One River, Two Cultures: A History of the Bella Coola Valley

Description

288 pages
Contains Photos, Maps, Bibliography, Index
$34.95
ISBN 1-55017-342-1
DDC 971.1'1

Author

Publisher

Year

2004

Contributor

Reviewed by Marilyn Mardiros

Marilyn Mardiros is an associate professor of health sciences at the
University of Ottawa.

Review

Aboriginal and European cultures continue to be bound together by the
environment of the Bella Coola Valley. The valley’s original
inhabitants are the Nuxalk, a highly organized, socially stratified
culture. In a conversational and uncomplicated manner, Wild documents
its complexities, including the relationship of families within the
culture and between Aboriginal culture groups.

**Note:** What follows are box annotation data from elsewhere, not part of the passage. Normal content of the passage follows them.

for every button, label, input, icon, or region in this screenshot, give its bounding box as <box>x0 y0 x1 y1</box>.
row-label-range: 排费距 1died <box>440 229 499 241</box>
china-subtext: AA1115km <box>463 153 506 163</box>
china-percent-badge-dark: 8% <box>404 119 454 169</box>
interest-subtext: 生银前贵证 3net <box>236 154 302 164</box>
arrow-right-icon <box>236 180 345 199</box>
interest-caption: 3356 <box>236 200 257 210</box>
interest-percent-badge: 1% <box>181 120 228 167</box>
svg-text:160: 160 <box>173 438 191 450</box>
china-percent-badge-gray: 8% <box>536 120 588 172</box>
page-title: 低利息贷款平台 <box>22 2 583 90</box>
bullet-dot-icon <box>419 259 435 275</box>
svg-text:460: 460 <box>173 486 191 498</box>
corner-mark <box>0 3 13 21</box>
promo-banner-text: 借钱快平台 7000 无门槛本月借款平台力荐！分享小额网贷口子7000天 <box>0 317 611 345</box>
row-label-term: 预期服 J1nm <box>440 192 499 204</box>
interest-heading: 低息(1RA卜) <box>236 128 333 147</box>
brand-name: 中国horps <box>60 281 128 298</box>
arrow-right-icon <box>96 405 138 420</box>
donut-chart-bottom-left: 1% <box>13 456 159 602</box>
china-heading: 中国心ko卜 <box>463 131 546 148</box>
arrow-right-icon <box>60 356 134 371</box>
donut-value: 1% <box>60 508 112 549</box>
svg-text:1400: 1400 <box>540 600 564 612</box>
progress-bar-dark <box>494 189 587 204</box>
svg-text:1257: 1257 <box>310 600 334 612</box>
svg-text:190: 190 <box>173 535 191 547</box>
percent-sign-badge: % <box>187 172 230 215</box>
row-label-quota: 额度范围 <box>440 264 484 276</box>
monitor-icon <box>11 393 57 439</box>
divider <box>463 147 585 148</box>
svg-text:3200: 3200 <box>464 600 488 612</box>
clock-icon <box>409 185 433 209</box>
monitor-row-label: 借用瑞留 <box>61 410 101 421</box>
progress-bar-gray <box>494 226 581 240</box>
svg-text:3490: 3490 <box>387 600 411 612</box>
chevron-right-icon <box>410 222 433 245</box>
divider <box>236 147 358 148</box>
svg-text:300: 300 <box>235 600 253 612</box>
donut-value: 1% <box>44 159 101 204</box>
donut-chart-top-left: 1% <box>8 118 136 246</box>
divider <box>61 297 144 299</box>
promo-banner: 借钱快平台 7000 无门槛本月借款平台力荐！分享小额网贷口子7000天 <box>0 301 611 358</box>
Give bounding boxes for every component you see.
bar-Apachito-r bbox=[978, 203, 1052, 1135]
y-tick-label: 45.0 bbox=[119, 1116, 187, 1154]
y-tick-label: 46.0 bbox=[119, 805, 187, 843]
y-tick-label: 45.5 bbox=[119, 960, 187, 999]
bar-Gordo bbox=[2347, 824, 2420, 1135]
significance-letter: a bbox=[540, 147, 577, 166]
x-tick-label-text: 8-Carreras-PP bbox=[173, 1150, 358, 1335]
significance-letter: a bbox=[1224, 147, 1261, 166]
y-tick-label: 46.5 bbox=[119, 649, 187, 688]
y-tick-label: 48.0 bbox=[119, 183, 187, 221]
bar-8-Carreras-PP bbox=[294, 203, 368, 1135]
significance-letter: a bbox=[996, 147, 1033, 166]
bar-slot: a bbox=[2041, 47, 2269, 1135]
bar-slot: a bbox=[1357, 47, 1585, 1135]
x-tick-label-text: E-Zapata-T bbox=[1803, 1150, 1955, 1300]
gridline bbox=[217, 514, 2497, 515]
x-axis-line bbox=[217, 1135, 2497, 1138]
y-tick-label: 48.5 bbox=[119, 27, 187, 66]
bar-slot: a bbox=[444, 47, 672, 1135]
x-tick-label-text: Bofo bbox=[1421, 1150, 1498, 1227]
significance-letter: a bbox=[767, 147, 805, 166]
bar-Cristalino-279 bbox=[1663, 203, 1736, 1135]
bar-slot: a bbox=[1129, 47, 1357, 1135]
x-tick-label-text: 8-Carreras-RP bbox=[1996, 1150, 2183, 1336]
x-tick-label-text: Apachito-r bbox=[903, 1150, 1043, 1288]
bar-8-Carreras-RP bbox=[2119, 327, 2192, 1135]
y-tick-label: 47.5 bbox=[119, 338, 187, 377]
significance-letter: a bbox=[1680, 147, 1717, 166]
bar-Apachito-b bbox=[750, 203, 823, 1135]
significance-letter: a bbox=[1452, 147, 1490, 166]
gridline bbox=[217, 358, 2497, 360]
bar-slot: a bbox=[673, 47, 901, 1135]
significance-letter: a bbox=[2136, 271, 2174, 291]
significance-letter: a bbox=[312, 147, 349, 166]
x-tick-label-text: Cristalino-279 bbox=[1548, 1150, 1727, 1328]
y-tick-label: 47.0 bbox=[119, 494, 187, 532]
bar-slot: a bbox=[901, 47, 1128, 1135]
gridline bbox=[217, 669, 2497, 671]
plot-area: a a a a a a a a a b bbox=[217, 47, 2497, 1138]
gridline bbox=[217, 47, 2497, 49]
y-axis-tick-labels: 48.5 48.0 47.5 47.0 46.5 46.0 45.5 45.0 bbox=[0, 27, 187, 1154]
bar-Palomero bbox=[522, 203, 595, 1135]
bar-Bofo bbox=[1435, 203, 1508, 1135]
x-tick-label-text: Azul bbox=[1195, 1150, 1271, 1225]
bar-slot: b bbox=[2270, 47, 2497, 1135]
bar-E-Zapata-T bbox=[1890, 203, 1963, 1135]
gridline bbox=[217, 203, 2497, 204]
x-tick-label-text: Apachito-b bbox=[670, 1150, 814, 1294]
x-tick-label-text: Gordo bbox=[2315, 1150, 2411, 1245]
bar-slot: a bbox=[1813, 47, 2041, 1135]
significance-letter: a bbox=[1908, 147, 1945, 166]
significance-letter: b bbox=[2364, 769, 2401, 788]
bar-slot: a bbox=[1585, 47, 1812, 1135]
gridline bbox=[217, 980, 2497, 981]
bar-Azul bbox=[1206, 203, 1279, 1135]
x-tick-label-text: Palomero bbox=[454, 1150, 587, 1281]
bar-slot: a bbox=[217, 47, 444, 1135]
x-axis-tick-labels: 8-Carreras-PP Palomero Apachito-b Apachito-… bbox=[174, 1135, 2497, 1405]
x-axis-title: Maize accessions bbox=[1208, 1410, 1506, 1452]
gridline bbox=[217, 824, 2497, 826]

Details are provided of Alexander Mackenzie’s journey to the coast
from Athabasca (1793) and Palmer’s success in becoming the first
European to map a land route into the Bella Coola Valley (1860s). The
influx of traders and missionaries brought cultural change, including
diseases that devastated Aboriginal villages. Germans arrived in the
valley, where they developed their long-standing romantic interest in
North American “Red Indians.” They were followed by the Norwegians,
who saw the Bella Coola Valley as a place where Norwegians could forget
that they were not at home.

A riveting presentation is given of the chronology of the floods in the
valley; a number of rivers fed the fertile flood plain that makes up the
valley bottom. The floods have forced communities to move from one side
of the valley to another, as bridges have been destroyed and land
shifted, disappearing with the new flood plains created. Finally, no
story of the Bella Coola Valley could be complete without details of the
Freedom Road. As Wild and others attest, nothing that you are told can
prepare you for driving “The Hill.”

Wild’s focus is on human habitation and coexistence between cultures
and with the environment. Building on the work of Boas, McIlwraith,
Kopas, and the stories of Nuxalkmc elders and European settlers, her
meticulously researched book is informative, well-written, clearly
organized, and a unique contribution to the literature on Bella Coola.
Archival and contemporary photographs are included.